2014年4月6日日曜日

西洋記16

第九回 張天師金階面主 茅真君玉璽進朝

 進み出たのは、龍虎山の張真人であった。
 張真人は異民族が持ってきた宝貝(ほうばい)は至宝ではないという。

 張天師は、《資治通鑑》に載っている伝国の玉璽の話をする。西番に渡った玉璽が、献上された宝の中になかったという。
 玉璽はひとつの玉から三つに分けて作られ、残りのひとつは三茅山元符宮華陽洞正靈官のところに、もうひとつは自分の洞府にあるといい、その来歴を語る。
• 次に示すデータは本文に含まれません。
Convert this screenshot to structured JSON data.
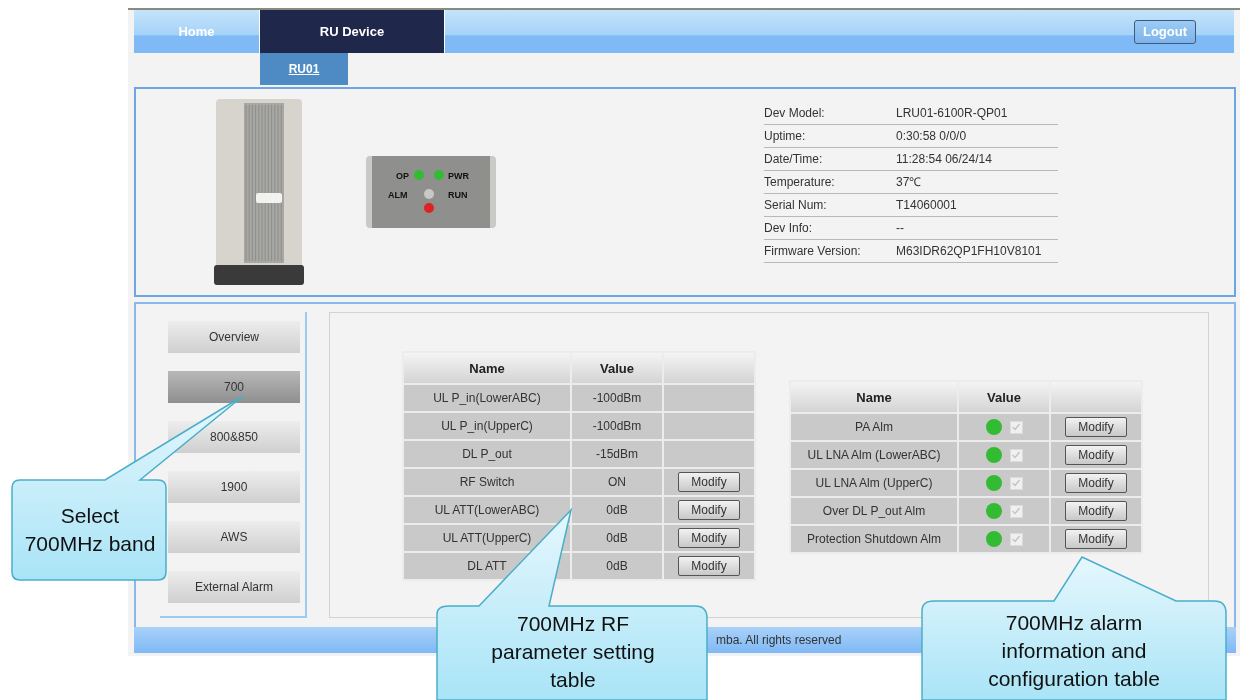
{
  "nav": {
    "tabs": [
      {
        "label": "Home",
        "selected": false
      },
      {
        "label": "RU Device",
        "selected": true
      }
    ],
    "logout": "Logout"
  },
  "subtabs": [
    {
      "label": "RU01",
      "selected": true
    }
  ],
  "led_panel": {
    "labels": [
      "OP",
      "PWR",
      "ALM",
      "RUN"
    ],
    "leds": [
      {
        "color": "#33bb33"
      },
      {
        "color": "#33bb33"
      },
      {
        "color": "#c8c8c8"
      },
      {
        "color": "#dd2222"
      }
    ]
  },
  "device_info": [
    {
      "label": "Dev Model:",
      "value": "LRU01-6100R-QP01"
    },
    {
      "label": "Uptime:",
      "value": "0:30:58 0/0/0"
    },
    {
      "label": "Date/Time:",
      "value": "11:28:54 06/24/14"
    },
    {
      "label": "Temperature:",
      "value": "37℃"
    },
    {
      "label": "Serial Num:",
      "value": "T14060001"
    },
    {
      "label": "Dev Info:",
      "value": "--"
    },
    {
      "label": "Firmware Version:",
      "value": "M63IDR62QP1FH10V8101"
    }
  ],
  "sidebar": {
    "items": [
      {
        "label": "Overview",
        "selected": false
      },
      {
        "label": "700",
        "selected": true
      },
      {
        "label": "800&850",
        "selected": false
      },
      {
        "label": "1900",
        "selected": false
      },
      {
        "label": "AWS",
        "selected": false
      },
      {
        "label": "External Alarm",
        "selected": false
      }
    ]
  },
  "rf_table": {
    "columns": [
      "Name",
      "Value"
    ],
    "rows": [
      {
        "name": "UL P_in(LowerABC)",
        "value": "-100dBm"
      },
      {
        "name": "UL P_in(UpperC)",
        "value": "-100dBm"
      },
      {
        "name": "DL P_out",
        "value": "-15dBm"
      },
      {
        "name": "RF Switch",
        "value": "ON",
        "action": "Modify"
      },
      {
        "name": "UL ATT(LowerABC)",
        "value": "0dB",
        "action": "Modify"
      },
      {
        "name": "UL ATT(UpperC)",
        "value": "0dB",
        "action": "Modify"
      },
      {
        "name": "DL ATT",
        "value": "0dB",
        "action": "Modify"
      }
    ]
  },
  "alarm_table": {
    "columns": [
      "Name",
      "Value"
    ],
    "rows": [
      {
        "name": "PA Alm",
        "color": "#33bb33",
        "checked": true,
        "action": "Modify"
      },
      {
        "name": "UL LNA Alm (LowerABC)",
        "color": "#33bb33",
        "checked": true,
        "action": "Modify"
      },
      {
        "name": "UL LNA Alm (UpperC)",
        "color": "#33bb33",
        "checked": true,
        "action": "Modify"
      },
      {
        "name": "Over DL P_out Alm",
        "color": "#33bb33",
        "checked": true,
        "action": "Modify"
      },
      {
        "name": "Protection Shutdown Alm",
        "color": "#33bb33",
        "checked": true,
        "action": "Modify"
      }
    ]
  },
  "footer": "mba. All rights reserved",
  "callouts": [
    {
      "text": "Select 700MHz band"
    },
    {
      "text": "700MHz RF parameter setting table"
    },
    {
      "text": "700MHz alarm information and configuration table"
    }
  ]
}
 天子は、玉璽を取り戻すために船団をしたてて取りに行かせることにする。

 張天師は、西洋の海道の険しさやそこにある国々を数えあげる。

1、金蓮宝象国
2、爪哇国
3、西洋女児国
4、蘇門答刺国
5、撒発国
6、溜山国
7、木葛蘭国
8、柯枝国
9、小葛蘭国
10、古俚国
11、金眼国
12、吸葛刺国
13、木骨都国
14、忽魯謨斯国
15、銀眼国
16、阿丹国
17、天方国
18、鄷都鬼国

 十八の大国があり、策士、軍師、将軍、あまたの兵士がおり、力を持った仙人や妖怪や僧なども数多くいるという。

 天子は、三茅山の玉璽を貢納させて代わりの玉璽にしようとする。